Seigneur, ayez pitié des mères dont les enfans souffrent;

Ayez pitié de ceux qui ont le goût de la justice, et qui ne croient pas en vous;

« Ayez pitié de celles qui sentent grandir l'usure de leur jeunesse;

« Ayez pitié des jeunes filles qui s'abandonnent; « Ayez pitié de ceux qui aiment et qu'on ne peut pas aimer; « Ayez pitié des faibles que vous appelez tout bas. »

Dès la fin de décembre, les nouvelles d'Antoine, que l'oncle apprenait par Étienne, étaient mauvaises. Réputation de mauvaise tête, de querelleur. A la caserne, « on l'avait à l'ail, » et les punitions pleuvaient déjà, les unes justifiées, les autres s'ajoutant par surcroît, à cause du fâcheux renom d'Antoine Madiot, qui payait pour d'autres.

Le vieil Éloi avait honte. Et, quand le premier janvier vint, il n'osa plus aller à la prairie de Mauves, comme il faisait depuis de si longues années, à pareille date. Il redoutait d'entendre encore : « Tristes nouvelles, monsieur Madiot... »

Ce fut le grand Étienne qui vint, quelques jours plus tard, un dimanche que le soleil était doux. Et il ne cherchait pas l'oncle : il cherchait Henriette.

XXVI

Henriette était sortie. C'était l'après-midi. A travers les brumes transparentes, on voyait le ciel bleu pâle. Les pavillons des bateaux de la Loire ne remuaient pas. On ne sentait, dans l'atmosphère, que le mouvement égal des grandes couches d'air frais qui descendaient jusqu'au sol, et s'élevaient après l'avoir touché.

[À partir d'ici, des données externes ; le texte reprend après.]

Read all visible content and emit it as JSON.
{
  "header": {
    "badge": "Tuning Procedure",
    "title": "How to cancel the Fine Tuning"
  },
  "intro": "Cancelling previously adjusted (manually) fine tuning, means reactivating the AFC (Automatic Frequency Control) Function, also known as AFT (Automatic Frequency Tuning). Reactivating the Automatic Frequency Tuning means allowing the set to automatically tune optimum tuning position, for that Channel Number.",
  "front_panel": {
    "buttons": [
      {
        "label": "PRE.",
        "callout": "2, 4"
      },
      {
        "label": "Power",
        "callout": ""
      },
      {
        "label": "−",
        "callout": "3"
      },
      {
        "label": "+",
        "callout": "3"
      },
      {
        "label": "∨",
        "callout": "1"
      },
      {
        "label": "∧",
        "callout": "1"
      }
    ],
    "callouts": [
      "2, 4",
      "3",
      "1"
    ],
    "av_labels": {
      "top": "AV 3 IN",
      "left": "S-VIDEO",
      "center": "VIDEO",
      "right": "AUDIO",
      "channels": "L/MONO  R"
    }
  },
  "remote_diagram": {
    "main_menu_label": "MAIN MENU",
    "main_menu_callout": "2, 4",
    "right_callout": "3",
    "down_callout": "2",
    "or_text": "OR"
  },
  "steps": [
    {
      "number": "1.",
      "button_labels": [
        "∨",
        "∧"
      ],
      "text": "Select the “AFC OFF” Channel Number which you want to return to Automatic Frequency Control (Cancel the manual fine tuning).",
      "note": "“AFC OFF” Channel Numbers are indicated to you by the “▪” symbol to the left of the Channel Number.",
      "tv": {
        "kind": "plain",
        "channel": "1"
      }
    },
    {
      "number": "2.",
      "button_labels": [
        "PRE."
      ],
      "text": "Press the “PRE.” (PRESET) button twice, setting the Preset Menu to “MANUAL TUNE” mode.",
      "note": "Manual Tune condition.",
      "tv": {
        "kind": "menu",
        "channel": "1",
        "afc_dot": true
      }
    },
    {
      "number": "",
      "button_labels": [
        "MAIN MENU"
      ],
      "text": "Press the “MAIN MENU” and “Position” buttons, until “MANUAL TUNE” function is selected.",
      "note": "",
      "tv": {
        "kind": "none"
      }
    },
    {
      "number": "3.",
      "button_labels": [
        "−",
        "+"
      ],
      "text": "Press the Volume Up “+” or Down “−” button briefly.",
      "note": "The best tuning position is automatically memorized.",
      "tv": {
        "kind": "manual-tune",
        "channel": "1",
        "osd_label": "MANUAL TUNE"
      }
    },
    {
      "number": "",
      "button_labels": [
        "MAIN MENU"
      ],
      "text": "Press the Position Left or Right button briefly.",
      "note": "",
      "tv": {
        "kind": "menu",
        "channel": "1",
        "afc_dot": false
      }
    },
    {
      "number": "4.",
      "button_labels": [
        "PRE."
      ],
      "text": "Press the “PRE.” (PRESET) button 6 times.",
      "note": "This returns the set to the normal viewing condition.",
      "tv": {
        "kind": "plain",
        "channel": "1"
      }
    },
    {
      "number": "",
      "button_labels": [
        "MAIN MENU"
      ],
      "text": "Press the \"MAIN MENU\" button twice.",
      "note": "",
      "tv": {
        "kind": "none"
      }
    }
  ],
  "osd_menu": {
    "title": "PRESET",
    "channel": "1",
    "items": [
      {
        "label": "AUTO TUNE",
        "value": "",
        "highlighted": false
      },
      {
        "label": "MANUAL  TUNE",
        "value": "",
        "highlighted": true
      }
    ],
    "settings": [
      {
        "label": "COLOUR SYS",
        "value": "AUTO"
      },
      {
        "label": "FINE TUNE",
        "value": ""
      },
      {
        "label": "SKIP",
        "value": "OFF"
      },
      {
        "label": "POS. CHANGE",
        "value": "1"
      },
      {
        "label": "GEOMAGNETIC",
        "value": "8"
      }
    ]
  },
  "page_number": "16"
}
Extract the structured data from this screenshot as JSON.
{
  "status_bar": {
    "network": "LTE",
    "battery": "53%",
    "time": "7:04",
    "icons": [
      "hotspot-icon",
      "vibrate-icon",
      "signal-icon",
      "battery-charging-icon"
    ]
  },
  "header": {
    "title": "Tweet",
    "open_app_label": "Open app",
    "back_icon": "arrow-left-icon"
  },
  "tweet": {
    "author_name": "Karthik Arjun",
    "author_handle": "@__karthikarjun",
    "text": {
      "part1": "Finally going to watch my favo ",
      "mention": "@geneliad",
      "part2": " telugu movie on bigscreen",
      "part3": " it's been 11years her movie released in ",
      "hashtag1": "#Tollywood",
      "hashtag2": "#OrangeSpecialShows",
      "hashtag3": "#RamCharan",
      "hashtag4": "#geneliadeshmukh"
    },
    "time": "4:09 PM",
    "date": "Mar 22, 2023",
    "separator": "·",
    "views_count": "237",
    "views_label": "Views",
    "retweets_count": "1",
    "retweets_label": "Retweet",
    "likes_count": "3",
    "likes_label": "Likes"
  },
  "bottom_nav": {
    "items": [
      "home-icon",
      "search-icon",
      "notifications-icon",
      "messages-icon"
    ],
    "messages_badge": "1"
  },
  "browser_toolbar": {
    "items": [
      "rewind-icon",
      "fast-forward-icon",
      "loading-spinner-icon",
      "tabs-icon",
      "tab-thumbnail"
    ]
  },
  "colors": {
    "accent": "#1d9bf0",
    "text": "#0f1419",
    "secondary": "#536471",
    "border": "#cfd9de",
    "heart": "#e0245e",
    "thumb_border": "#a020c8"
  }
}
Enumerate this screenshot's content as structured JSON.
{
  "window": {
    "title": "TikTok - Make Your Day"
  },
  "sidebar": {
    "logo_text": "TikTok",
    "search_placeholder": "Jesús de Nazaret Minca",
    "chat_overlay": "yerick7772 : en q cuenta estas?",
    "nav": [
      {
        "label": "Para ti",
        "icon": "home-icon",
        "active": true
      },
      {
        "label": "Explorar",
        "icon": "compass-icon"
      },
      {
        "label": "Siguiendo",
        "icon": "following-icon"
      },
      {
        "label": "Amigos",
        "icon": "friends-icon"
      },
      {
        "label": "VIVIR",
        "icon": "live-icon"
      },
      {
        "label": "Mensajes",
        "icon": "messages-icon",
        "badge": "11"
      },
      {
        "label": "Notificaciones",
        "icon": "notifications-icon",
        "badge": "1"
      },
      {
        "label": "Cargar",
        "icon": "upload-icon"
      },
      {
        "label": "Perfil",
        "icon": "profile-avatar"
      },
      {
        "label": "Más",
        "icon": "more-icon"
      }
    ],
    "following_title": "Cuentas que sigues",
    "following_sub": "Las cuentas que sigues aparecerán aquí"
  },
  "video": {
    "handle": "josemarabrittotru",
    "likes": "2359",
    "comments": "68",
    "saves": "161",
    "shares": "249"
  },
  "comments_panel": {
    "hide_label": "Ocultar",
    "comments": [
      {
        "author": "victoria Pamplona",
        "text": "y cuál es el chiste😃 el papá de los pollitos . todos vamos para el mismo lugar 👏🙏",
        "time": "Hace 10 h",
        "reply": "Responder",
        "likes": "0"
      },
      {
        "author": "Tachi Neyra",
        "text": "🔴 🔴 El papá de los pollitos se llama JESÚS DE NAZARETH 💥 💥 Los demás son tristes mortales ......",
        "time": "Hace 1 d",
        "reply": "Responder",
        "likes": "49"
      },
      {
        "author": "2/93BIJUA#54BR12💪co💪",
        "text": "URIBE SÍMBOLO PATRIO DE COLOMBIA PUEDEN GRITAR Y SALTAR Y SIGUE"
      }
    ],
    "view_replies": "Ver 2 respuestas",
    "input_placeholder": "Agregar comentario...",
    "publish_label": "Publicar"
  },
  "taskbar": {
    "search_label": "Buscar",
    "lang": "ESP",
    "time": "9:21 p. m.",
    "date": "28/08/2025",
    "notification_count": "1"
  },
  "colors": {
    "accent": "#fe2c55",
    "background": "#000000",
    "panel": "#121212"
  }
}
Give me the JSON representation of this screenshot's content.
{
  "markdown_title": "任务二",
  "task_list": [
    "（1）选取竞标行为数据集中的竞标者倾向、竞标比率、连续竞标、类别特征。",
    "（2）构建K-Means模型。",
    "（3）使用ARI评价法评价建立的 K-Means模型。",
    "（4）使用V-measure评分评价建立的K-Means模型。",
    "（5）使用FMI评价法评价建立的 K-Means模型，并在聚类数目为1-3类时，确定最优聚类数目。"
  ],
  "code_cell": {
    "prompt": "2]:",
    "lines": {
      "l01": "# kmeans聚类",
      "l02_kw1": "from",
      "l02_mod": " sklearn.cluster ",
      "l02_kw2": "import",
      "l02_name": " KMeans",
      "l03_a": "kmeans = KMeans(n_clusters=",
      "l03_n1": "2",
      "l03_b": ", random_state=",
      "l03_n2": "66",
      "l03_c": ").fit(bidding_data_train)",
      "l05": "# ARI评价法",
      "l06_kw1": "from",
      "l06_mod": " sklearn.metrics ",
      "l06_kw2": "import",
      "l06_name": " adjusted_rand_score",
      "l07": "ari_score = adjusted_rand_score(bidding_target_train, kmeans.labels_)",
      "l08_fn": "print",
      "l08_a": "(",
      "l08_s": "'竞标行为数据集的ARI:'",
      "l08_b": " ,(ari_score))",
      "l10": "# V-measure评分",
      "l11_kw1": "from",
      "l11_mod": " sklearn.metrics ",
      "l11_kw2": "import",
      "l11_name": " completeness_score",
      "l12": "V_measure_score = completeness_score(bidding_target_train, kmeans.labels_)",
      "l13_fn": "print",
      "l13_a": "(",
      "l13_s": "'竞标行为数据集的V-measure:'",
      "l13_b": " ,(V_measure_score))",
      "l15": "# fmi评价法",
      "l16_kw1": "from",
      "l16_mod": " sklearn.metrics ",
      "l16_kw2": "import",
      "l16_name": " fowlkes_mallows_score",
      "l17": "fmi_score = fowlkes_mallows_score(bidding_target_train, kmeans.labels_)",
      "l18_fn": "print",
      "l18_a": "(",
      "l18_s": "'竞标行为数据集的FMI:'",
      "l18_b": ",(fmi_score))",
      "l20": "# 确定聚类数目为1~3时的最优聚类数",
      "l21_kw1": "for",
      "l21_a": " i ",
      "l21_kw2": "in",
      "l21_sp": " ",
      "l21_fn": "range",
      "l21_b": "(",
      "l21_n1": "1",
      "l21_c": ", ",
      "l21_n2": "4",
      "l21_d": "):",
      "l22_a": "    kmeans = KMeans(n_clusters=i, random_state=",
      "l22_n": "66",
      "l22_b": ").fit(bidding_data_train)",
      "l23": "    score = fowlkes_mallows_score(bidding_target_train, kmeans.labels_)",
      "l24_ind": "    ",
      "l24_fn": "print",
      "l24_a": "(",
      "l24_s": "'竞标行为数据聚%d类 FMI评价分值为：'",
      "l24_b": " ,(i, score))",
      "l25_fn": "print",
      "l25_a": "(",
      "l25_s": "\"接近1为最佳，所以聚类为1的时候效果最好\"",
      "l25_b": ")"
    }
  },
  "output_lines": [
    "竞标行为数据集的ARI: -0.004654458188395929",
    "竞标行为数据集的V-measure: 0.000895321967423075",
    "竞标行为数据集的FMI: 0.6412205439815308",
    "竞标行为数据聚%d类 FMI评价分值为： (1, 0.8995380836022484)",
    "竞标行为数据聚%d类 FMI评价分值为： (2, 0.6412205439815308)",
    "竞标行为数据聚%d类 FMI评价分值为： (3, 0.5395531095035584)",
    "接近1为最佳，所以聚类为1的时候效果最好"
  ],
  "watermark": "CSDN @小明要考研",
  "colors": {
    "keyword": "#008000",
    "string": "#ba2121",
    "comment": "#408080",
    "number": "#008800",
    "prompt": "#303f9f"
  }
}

Aussi, les gens du quartier, les femmes surtout et les enfans, étaient montés sur l'esplanade de l'église Sainte-Anne, longue place plantée, que termine au sud, brusquement, l'escalier monumental à deux branches, qui tombe jusqu'aux quais de la Loire. Ils étaient là chez eux, toute l'année, car les riches n'y viennent guère, et les voitures ne traversent pas l'avenue une fois par jour.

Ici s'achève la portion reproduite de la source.